Ilcuș participated as a delegate of the Romanian legion from Sibiu County at the Great National Assembly of Alba Iulia on December 1, 1918, while his father was a delegate of the meeting of Romanian craftsmen in Rășinari. He then graduated from the Higher War School. He was promoted to colonel in 1920, brigadier general in 1931, and major general in 1937.

He was Secretary General of the Ministry of Defense (1932–1933). As a general in the Royal Army, he served as chief of staff and then as commander of the Romanian 4th Army (September 19–22, 1939). From September 21, 1939 to July 4, 1940 he served as Minister of Defense in the cabinets of Gheorghe Argeșanu, Constantin Argetoianu, and Gheorghe Tătărăscu. Ilcuș was promoted to the rank of lieutenant general effective June 6, 1940, and was awarded the Order of the Crown of Romania, Grand Cross class. The promotion was withdrawn by decree-law no. 3,094 of September 9, 1940 of General Ion Antonescu, head of the Romanian State, together with several generals considered to be close to the former King Carol II and accused of, as high military commanders, to have behaved inappropriately in the dramatic circumstances of the summer of 1940. The decree-law provided for the removal of several generals from the active ranks of the army with the following justification: "considering that the following general officers have committed serious acts of incapacity, demoralizing by their deed the prestige of the army and the elementary commandments of the soldier's responsibility. Considering that by flattery and methods incompatible with soldierly dignity they occupied high commands, then encouraging frivolity and lack of officer dignity; Considering that the incapacity of these general officers led to the decay of the army and to serious acts through the loss of borders; Considering that the Nation must receive the example of duty and responsibility by sanctioning those who were guilty of these violations". As a result, Ilcuș's pay was reduced in half.
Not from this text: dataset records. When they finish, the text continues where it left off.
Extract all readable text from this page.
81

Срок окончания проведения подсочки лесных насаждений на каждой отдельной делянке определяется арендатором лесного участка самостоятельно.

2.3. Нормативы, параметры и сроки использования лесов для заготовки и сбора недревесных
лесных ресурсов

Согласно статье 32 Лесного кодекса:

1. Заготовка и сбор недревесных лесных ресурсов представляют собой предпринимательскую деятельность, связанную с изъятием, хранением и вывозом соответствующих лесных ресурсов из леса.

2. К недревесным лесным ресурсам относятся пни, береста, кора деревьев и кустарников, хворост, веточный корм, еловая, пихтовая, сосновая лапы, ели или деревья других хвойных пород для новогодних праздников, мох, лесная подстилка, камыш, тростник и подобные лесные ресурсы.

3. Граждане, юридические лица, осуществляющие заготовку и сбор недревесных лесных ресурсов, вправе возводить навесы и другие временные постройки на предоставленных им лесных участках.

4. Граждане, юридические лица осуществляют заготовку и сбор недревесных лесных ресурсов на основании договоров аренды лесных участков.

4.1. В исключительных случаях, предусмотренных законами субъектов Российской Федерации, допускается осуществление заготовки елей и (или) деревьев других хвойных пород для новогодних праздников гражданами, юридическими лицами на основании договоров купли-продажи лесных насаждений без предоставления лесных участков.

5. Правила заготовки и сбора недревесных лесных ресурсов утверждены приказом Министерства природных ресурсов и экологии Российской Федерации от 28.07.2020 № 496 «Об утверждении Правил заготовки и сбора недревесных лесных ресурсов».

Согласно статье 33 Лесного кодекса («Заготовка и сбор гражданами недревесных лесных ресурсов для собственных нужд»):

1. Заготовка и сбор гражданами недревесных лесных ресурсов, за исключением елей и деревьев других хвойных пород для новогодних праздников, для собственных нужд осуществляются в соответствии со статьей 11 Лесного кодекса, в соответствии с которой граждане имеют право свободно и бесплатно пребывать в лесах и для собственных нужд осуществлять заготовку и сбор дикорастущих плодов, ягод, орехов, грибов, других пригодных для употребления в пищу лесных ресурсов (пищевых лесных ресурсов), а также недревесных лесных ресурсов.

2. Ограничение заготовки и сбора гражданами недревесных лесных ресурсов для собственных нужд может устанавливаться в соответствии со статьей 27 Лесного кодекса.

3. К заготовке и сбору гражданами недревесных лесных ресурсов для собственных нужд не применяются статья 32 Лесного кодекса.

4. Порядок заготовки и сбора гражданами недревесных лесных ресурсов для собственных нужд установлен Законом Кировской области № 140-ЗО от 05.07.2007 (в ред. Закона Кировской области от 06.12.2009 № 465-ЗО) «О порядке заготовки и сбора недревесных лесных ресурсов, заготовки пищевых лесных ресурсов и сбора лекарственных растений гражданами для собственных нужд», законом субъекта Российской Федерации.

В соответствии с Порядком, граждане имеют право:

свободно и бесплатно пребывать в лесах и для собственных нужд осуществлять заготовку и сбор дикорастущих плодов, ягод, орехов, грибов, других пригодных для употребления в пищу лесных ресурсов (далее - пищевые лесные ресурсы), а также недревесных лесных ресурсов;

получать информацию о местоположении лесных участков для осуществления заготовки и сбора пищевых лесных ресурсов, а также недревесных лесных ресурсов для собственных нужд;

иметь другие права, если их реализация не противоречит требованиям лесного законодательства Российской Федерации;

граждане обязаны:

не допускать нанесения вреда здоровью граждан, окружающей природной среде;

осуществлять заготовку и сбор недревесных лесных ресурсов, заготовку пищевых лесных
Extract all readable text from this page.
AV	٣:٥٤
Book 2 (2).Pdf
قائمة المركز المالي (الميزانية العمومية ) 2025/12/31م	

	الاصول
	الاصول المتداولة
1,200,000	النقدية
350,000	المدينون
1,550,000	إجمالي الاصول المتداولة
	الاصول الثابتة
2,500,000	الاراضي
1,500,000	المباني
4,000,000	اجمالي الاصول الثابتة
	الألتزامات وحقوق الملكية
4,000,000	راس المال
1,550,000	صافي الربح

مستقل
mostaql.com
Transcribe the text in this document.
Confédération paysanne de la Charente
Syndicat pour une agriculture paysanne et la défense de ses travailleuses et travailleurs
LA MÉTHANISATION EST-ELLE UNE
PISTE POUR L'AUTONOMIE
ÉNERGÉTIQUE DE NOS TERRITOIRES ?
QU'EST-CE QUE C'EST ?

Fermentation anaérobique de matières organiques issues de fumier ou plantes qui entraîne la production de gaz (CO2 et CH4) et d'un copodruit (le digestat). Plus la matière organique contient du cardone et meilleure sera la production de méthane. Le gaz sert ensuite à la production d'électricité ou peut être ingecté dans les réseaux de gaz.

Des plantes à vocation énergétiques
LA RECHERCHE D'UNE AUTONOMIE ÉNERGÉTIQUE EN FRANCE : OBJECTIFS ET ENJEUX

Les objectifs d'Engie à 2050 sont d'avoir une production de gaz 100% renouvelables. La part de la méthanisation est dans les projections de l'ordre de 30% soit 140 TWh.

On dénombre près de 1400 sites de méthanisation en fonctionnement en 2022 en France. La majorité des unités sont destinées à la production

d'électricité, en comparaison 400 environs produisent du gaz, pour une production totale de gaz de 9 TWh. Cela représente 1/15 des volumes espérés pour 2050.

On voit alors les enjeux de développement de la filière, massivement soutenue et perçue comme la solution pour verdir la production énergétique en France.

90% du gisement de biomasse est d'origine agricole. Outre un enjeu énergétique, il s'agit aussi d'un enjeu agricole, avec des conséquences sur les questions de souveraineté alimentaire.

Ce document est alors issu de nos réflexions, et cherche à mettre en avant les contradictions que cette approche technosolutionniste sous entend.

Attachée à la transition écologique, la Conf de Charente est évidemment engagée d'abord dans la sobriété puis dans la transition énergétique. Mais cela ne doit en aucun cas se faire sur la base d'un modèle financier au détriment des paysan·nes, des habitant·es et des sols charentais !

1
He had a forced residence during Antonescu's regime. The effects of the decree-law were canceled on September 1, 1944, after the coup d'état of August 23, 1944, and General Ilcuș was reinstated in his rights starting from the date of his retirement. By another decree of September 1, 1944, however, he was placed in reserve for the age limit, starting on February 2, 1943.

===Detention and death===
He lived for a while in his native village Rășinari, in a house on Popilor Street no. 1314. On April 20, 1953, he was arrested by the security authorities in Bucharest. He was transferred on August 3, 1954, to Sighet Prison, where he was detained for seven years, during which he suffered from liver and kidney diseases. During the detention in Sighet, Ilcuș was, for a while, a cellmate with the Greek-Catholic bishop Alexandru Todea. Ioan Ilcuș died in Bucharest at age 95, and was buried in his native village.

He was married to Maria, with whom he had a son, Ionel Horia Ilcuș.